Researchers at Scripps Research have developed a blood test that detects Alzheimer's disease by analyzing structural changes in blood proteins. The method identifies differences in three specific proteins, allowing accurate distinction between healthy individuals, those with mild cognitive impairment, and Alzheimer's patients. Published in Nature Aging on February 27, 2026, the findings could enable earlier diagnosis and treatment.
Alzheimer's disease affects an estimated 7.2 million Americans aged 65 and older, according to the Alzheimer's Association. Traditional diagnostic tests measure levels of amyloid beta (Aβ) and phosphorylated tau (p-tau) in blood or spinal fluid, but these may miss the earliest changes in the disease.
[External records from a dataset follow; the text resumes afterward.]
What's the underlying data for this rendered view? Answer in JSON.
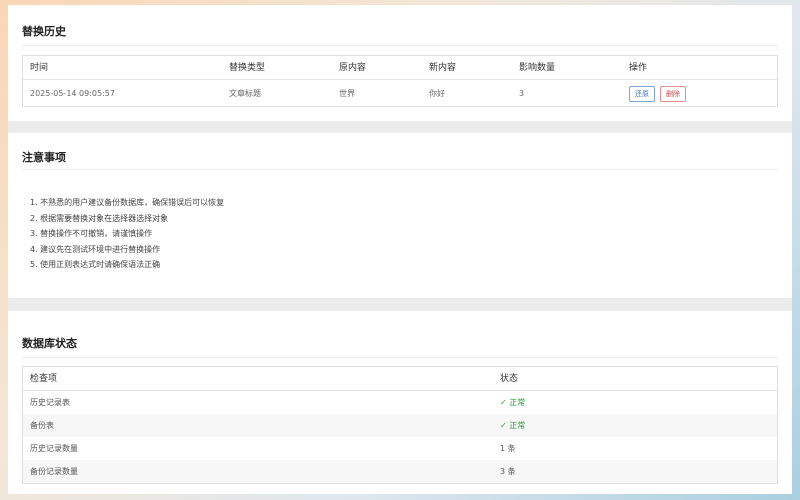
{
  "history": {
    "title": "替换历史",
    "columns": [
      "时间",
      "替换类型",
      "原内容",
      "新内容",
      "影响数量",
      "操作"
    ],
    "rows": [
      {
        "time": "2025-05-14 09:05:57",
        "type": "文章标题",
        "old": "世界",
        "new": "你好",
        "count": "3",
        "restore_label": "还原",
        "delete_label": "删除"
      }
    ]
  },
  "notes": {
    "title": "注意事项",
    "items": [
      "1. 不熟悉的用户建议备份数据库，确保错误后可以恢复",
      "2. 根据需要替换对象在选择器选择对象",
      "3. 替换操作不可撤销，请谨慎操作",
      "4. 建议先在测试环境中进行替换操作",
      "5. 使用正则表达式时请确保语法正确"
    ]
  },
  "db_status": {
    "title": "数据库状态",
    "columns": [
      "检查项",
      "状态"
    ],
    "rows": [
      {
        "item": "历史记录表",
        "status": "✓ 正常",
        "ok": true
      },
      {
        "item": "备份表",
        "status": "✓ 正常",
        "ok": true
      },
      {
        "item": "历史记录数量",
        "status": "1 条",
        "ok": false
      },
      {
        "item": "备份记录数量",
        "status": "3 条",
        "ok": false
      }
    ]
  },
  "colors": {
    "ok_green": "#2e9a3a",
    "restore_blue": "#3b73b5",
    "delete_red": "#c64848"
  }
}
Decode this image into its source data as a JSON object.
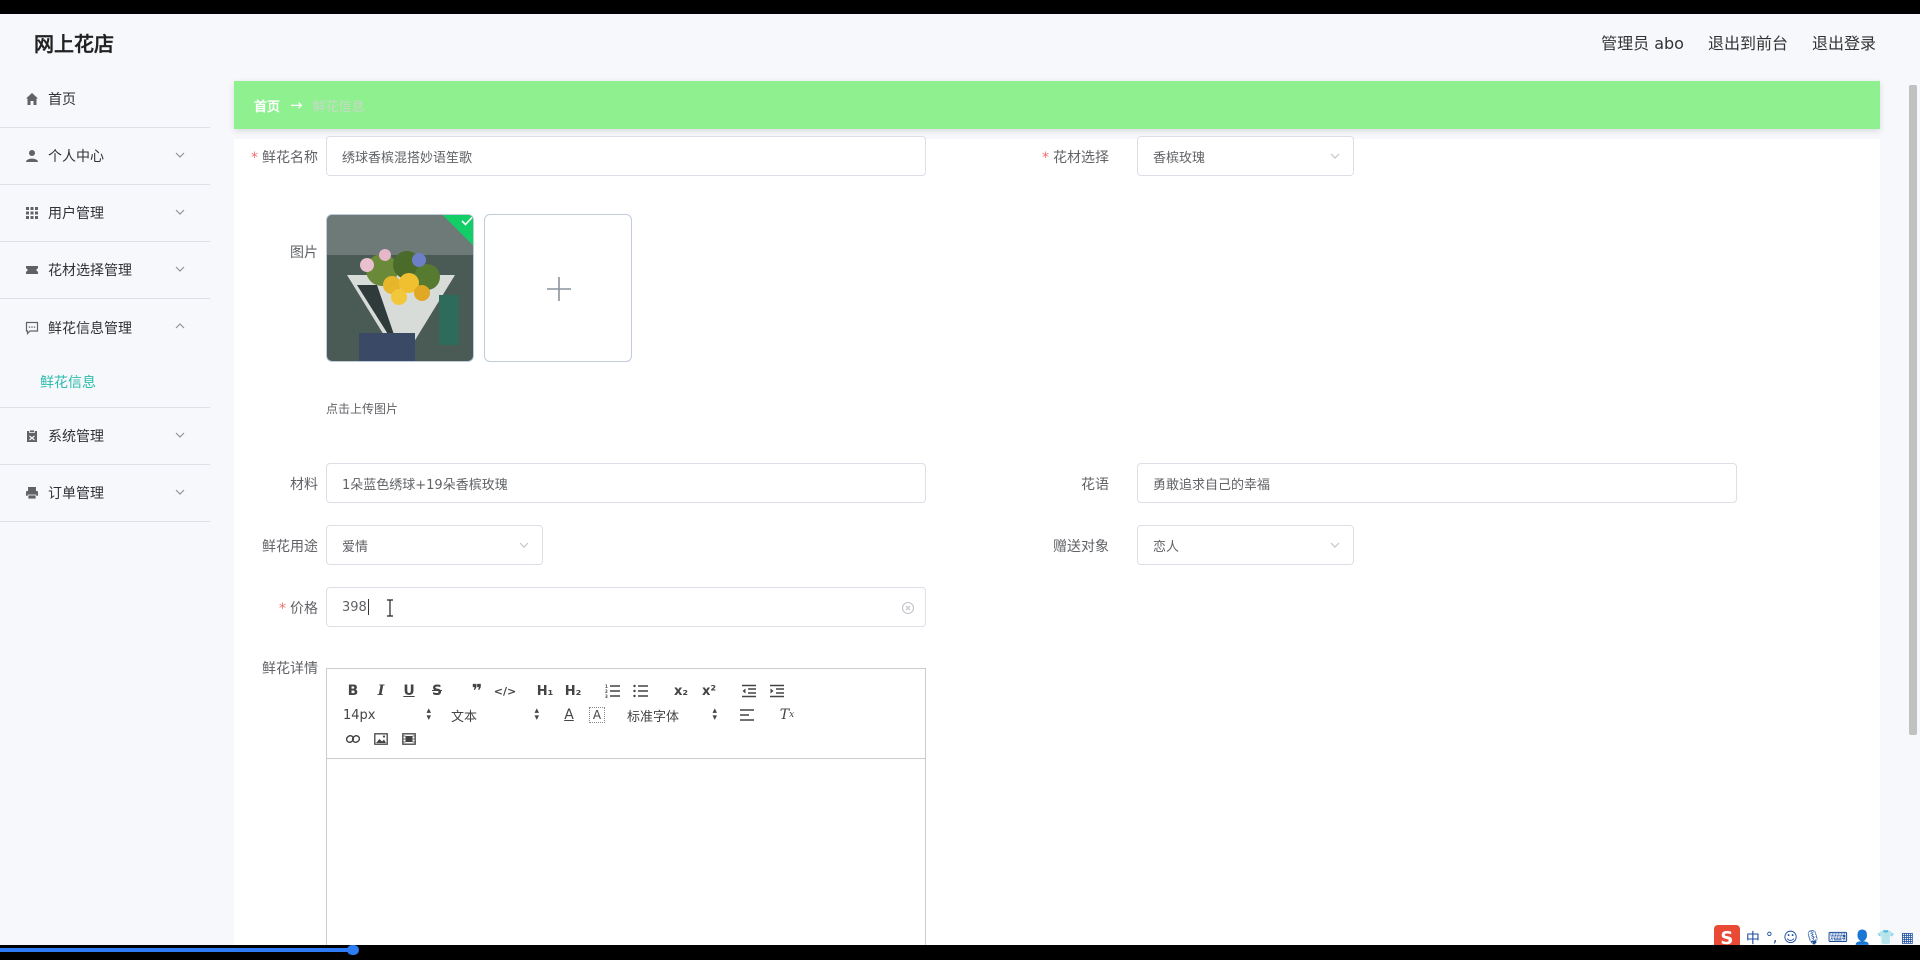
{
  "header": {
    "site_title": "网上花店",
    "admin_label": "管理员 abo",
    "front_label": "退出到前台",
    "logout_label": "退出登录"
  },
  "sidebar": {
    "items": [
      {
        "label": "首页",
        "icon": "home-icon"
      },
      {
        "label": "个人中心",
        "icon": "user-icon"
      },
      {
        "label": "用户管理",
        "icon": "grid-icon"
      },
      {
        "label": "花材选择管理",
        "icon": "ticket-icon"
      },
      {
        "label": "鲜花信息管理",
        "icon": "chat-icon"
      },
      {
        "label": "系统管理",
        "icon": "clipboard-icon"
      },
      {
        "label": "订单管理",
        "icon": "printer-icon"
      }
    ],
    "active_submenu": "鲜花信息"
  },
  "breadcrumb": {
    "home": "首页",
    "arrow": "→",
    "current": "鲜花信息"
  },
  "form": {
    "flower_name_label": "鲜花名称",
    "flower_name_value": "绣球香槟混搭妙语笙歌",
    "material_choice_label": "花材选择",
    "material_choice_value": "香槟玫瑰",
    "image_label": "图片",
    "upload_tip": "点击上传图片",
    "material_label": "材料",
    "material_value": "1朵蓝色绣球+19朵香槟玫瑰",
    "flower_language_label": "花语",
    "flower_language_value": "勇敢追求自己的幸福",
    "usage_label": "鲜花用途",
    "usage_value": "爱情",
    "recipient_label": "赠送对象",
    "recipient_value": "恋人",
    "price_label": "价格",
    "price_value": "398",
    "detail_label": "鲜花详情",
    "required_mark": "*"
  },
  "editor": {
    "font_size": "14px",
    "block_format": "文本",
    "font_family": "标准字体"
  },
  "colors": {
    "accent": "#2bbbad",
    "breadcrumb_bg": "#8ff08f",
    "required": "#f56c6c",
    "success": "#13ce66"
  }
}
A team at Scripps Research has proposed a novel approach focusing on protein folding in the bloodstream. Their study, published in Nature Aging on February 27, 2026, examined plasma samples from 520 participants divided into three groups: cognitively normal adults, individuals with mild cognitive impairment (MCI), and patients with Alzheimer's.
Using mass spectrometry, the researchers assessed how exposed or buried certain protein locations were, indicating structural changes. Machine learning helped identify patterns linked to disease stages. The analysis revealed that as Alzheimer's progressed, some blood proteins became less structurally "open," providing more insight than protein concentration levels alone.
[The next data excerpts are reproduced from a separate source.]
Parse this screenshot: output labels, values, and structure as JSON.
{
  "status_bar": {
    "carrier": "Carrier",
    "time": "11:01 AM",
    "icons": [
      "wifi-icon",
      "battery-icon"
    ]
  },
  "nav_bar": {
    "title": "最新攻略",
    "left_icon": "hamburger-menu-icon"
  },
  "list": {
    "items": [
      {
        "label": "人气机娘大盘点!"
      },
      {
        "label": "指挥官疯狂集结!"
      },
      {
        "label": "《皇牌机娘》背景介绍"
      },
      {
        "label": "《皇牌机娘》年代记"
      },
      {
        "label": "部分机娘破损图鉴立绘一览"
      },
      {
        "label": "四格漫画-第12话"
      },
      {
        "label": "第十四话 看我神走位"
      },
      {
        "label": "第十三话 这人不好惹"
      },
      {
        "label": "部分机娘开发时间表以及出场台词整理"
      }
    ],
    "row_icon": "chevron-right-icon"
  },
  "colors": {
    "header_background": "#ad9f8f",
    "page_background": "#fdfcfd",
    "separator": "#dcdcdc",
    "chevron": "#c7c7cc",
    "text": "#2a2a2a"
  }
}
Three proteins showed the strongest links to disease status: C1QA, involved in immune signaling; clusterin, which aids protein folding and amyloid removal; and apolipoprotein B, which transports fats and supports blood vessel health.
"The correlation was amazing," said co-author Casimir Bamberger, a senior scientist at Scripps Research. "It was very surprising to find three lysine sites on three different proteins that correlate so highly with disease state."
This three-protein model classified participants with 83% overall accuracy, rising above 93% when comparing two groups, such as healthy versus MCI. It remained reliable in independent groups and repeat tests months apart, achieving 86% accuracy and tracking diagnostic changes over time. The structural score also correlated with cognitive test results and moderately with MRI brain shrinkage measures.
"Many neurodegenerative diseases are driven by changes in protein structure," noted senior author John Yates, a professor at Scripps Research.
The method could complement existing amyloid and tau tests by focusing on proteostasis disruptions, the system's role in maintaining proper protein folding. It may help identify disease stages, monitor progression, and assess treatments.
"Detecting markers of Alzheimer’s early is absolutely critical to developing effective therapeutics," Yates added. Larger studies are needed for clinical use, and the approach might apply to other conditions like Parkinson's and cancer.
Authors include Ahrum Son, Hyunsoo Kim, Jolene K. Diedrich, Heather M. Wilkins, Jeffrey M. Burns, Jill K. Morris, Robert A. Rissman, and Russell H. Swerdlow. The work was supported by National Institutes of Health grants.